The Cochrane HPV vaccine review was incomplete and ignored important evidence of bias by Lars Jørgensen, Peter C Gøtzsche, Tom Jefferson (BMJ Evidence-Based Medicine 2018)

This is a highly critical article pointing out that the review missed nearly half of eligible trials.  They also land some heavy punches with comments such as:

• “Cochrane’s public relations of the review were uncritical“
• “In our view, this is not balanced and people with conflicts of interest in relation to the manufacturers should not be quoted in relation to a Cochrane review.“
• “Part of the Cochrane Collaboration’s motto is ‘Trusted evidence’. We do not find the Cochrane HPV vaccine review to be ‘Trusted evidence’, as it was influenced by reporting bias and biased trial designs.“

The above is certainly not an isolated example of problems with systematic reviews (SRs) and I have posted many other examples previously (the Turner and Hart papers are good starting points).
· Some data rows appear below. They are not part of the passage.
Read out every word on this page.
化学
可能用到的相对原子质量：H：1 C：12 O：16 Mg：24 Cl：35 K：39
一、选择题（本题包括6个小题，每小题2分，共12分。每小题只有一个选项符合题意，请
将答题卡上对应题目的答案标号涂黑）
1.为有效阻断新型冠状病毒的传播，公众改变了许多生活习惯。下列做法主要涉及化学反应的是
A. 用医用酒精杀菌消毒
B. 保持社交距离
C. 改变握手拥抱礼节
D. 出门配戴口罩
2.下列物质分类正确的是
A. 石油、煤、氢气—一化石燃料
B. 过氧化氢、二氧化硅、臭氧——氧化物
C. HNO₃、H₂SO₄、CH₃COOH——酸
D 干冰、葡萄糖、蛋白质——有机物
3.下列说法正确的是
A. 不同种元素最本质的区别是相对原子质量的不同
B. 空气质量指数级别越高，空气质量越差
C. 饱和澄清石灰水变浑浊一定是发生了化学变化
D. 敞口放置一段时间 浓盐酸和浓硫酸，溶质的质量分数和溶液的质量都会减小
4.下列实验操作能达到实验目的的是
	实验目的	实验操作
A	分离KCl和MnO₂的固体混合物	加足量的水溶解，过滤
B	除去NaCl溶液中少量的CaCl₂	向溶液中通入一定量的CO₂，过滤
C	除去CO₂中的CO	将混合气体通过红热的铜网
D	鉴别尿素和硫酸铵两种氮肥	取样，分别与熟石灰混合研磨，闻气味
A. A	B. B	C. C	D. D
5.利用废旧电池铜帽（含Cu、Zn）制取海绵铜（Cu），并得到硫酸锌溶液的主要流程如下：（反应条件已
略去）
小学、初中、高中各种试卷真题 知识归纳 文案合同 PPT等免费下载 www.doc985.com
This post is not about Cochrane, but to raise a serious issue in relation to rapid reviews (RRs); well evidence synthesis generally: no synthesis can be viewed as the synthesis of all the evidence for an intervention – they are all samples of the total data. SRs typically take a bigger sample than RRs but that’s about it. I’ve tried to capture the continuum of evidence synthesis below:

This situation troubles me in a number of ways, for instance:

• People rarely acknowledge it’s a continuum. There is no cliff edge between ‘rapid’ and ‘systematic’.
• As RRs get more academic scrutiny they are always compared against SRs and they NEVER question that the SR might be compromised (the Hart paper indicates around 50% of SRs are compromised).   In doing this comparison, it reinforces the primacy of SRs and – the big Q here for me – what if the SR is ‘wrong’?
• Most RRs focus on shortcuts from the SR process. For the reasons above this is problematic (and, from my perspective, it shows a lack of imagination) and I’ve written about this before; see Different approaches to rapidity.  Sometimes a SR sample might be enough, sometimes a RR sample will be enough. But we lack the evidence to underpin this and we lack the intellectual framework to discuss this.
• Innovations (be it in evidence synthesis or anywhere else) can be categorised in two ways iterative and revolutionary. Iterative builds on the work of others and typically makes small changes. Revolutionary comes from ‘way out there’ and makes large changes to the way we do things.  I see the ‘RRs by shortcuts of SRs’ in the ‘iterative’ camp, but my interest is more the latter (hence I find much of the current RR work boring).  I also feel it has the most scope to bring about meaningful change.  But little work is spent in this domain.

Bottom line: Evidence synthesis is about pulling together a sample of the total data for an intervention. At present we do not know what sample, for a given context, is appropriate.